FLAVOR MIX: The curry aroma chicken at Kyusu. Photograph by Amy Buchanan
Kyusu co-owner Monaye Win only lived in Burma until the age of 10. After that, his family moved to Japan, where he grew up, and then relocated to the United States, where they’ve lived now for 12 years. He is, however, quite familiar with Burmese cuisine thanks to his mother’s cooking. In fact, Kyusu’s menu is based on her recipes, which cover an interesting blend of popular Burmese food, regional dishes particular to the Shan state and some of her special homemade concoctions.
The restaurant actually was his mother’s idea. They had eaten at one of the few places in the area that offers Burmese food, and she thought that it wasn’t particularly authentic. She told him that people around here should be able to have some really good, authentic Burmese cooking, offering her recipes as just that. To understand Burmese cuisine, it helps to know its location in Southeast Asia. The country is tucked among India, Thailand and China, and evinces obvious influences from each of these countries. Each of the dishes I ate were very different from one another and incorporated very different flavors, a testament to the diverse influences.
Yet Burmese food is entirely its own cuisine. The tea-leaf salad ($7.50), for instance, a common dish all over Burma, is quite unusual—no other country nearby uses tea leaves for eating instead of steeping. The leaves are pickled and imported from Burma. They are tossed with cabbage, fried beans, seeds and nuts. The percentage of tea leaves in Kyusu’s tea-leaf salad is low compared to a restaurant in Burma, for the sake of American palates, although the fresh nutty flavors complement the light tea flavor well. Plus you get to watch them toss the salad for you at your table.
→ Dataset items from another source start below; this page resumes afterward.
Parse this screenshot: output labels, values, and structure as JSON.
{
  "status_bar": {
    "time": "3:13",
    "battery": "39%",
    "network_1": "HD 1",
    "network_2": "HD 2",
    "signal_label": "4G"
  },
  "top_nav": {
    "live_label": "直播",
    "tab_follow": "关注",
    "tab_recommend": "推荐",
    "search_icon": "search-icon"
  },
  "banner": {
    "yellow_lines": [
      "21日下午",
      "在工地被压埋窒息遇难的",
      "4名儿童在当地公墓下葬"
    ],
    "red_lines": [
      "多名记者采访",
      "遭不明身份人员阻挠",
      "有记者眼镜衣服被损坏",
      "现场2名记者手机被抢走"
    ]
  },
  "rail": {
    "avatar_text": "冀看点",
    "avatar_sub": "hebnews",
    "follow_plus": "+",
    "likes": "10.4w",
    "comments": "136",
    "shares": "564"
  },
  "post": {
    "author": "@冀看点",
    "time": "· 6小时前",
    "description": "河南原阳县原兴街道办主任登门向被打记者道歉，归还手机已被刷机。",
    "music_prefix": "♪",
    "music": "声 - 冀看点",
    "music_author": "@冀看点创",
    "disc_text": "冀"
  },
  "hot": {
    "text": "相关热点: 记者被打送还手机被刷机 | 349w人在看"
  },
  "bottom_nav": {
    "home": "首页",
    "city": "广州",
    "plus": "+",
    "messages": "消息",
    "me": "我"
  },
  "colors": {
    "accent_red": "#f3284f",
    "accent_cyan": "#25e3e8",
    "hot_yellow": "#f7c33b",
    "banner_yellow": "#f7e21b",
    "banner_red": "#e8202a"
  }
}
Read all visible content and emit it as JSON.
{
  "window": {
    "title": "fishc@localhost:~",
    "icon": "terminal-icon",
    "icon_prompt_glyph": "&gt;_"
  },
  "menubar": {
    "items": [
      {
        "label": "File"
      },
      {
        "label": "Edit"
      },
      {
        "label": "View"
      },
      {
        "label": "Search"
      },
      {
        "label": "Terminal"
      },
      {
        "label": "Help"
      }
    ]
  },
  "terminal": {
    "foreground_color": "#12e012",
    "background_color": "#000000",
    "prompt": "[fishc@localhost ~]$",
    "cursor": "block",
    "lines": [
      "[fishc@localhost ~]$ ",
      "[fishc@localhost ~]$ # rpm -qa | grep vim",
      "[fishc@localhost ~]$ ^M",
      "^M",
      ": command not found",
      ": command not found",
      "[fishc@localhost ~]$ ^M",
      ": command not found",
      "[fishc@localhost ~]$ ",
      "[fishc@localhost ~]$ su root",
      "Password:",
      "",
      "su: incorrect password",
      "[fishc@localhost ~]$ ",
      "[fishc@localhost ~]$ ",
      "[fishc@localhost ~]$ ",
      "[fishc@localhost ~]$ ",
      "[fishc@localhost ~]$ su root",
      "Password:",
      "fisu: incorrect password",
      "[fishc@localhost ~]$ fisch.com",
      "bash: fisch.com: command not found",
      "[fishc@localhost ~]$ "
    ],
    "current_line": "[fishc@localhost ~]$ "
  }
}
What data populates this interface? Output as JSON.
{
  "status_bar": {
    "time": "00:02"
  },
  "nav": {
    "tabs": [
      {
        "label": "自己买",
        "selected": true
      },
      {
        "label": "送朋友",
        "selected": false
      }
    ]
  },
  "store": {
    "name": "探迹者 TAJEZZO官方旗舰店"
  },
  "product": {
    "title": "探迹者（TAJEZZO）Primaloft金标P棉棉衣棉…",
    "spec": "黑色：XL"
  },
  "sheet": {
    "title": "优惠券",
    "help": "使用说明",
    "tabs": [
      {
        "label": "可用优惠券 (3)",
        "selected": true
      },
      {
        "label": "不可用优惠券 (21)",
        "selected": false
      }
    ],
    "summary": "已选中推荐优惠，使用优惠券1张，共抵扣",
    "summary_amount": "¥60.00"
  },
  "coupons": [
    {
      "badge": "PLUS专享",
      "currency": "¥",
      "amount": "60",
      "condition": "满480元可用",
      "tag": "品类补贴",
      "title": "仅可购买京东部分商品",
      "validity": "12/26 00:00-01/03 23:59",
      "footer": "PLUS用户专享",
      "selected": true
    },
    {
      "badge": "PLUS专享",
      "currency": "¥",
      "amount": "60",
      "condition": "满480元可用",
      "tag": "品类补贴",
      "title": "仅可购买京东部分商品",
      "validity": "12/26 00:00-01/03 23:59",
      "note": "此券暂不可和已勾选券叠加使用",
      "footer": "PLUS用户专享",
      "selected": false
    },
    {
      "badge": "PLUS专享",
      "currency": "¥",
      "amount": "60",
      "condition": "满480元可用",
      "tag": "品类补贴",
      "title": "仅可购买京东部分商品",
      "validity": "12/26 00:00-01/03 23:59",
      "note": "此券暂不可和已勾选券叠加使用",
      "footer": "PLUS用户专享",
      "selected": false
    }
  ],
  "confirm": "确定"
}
Seik tar chet, or goat stew as it is called on the menu, is another common Burmese dish. It isn’t exactly a stew the way Americans define a stew. It contains savory hunks of goat meat and rests in a light, tangy tomato sauce. It costs $12.50, which is a bit steep compared to an otherwise inexpensive menu. It was a smooth, lightly spicy and filling dish. The goat was very succulent and worth the price. There are several Shan regional dishes on the menu. Two are especially worth trying: the shan kuak swe, which is a rice noodle soup with chicken, pork, veggies, peanuts and garlic ($8.50), and tofu gyaw, a fried tofu appetizer that resembles crackers ($5.50). The curry aroma chicken ($8.50) comes highly recommended, if for no other reason than it is one of Win’s mother’s personal concoctions. It contains fried hunks of chicken cooked in a sweet and sour curry and has a slight Japanese flair to it.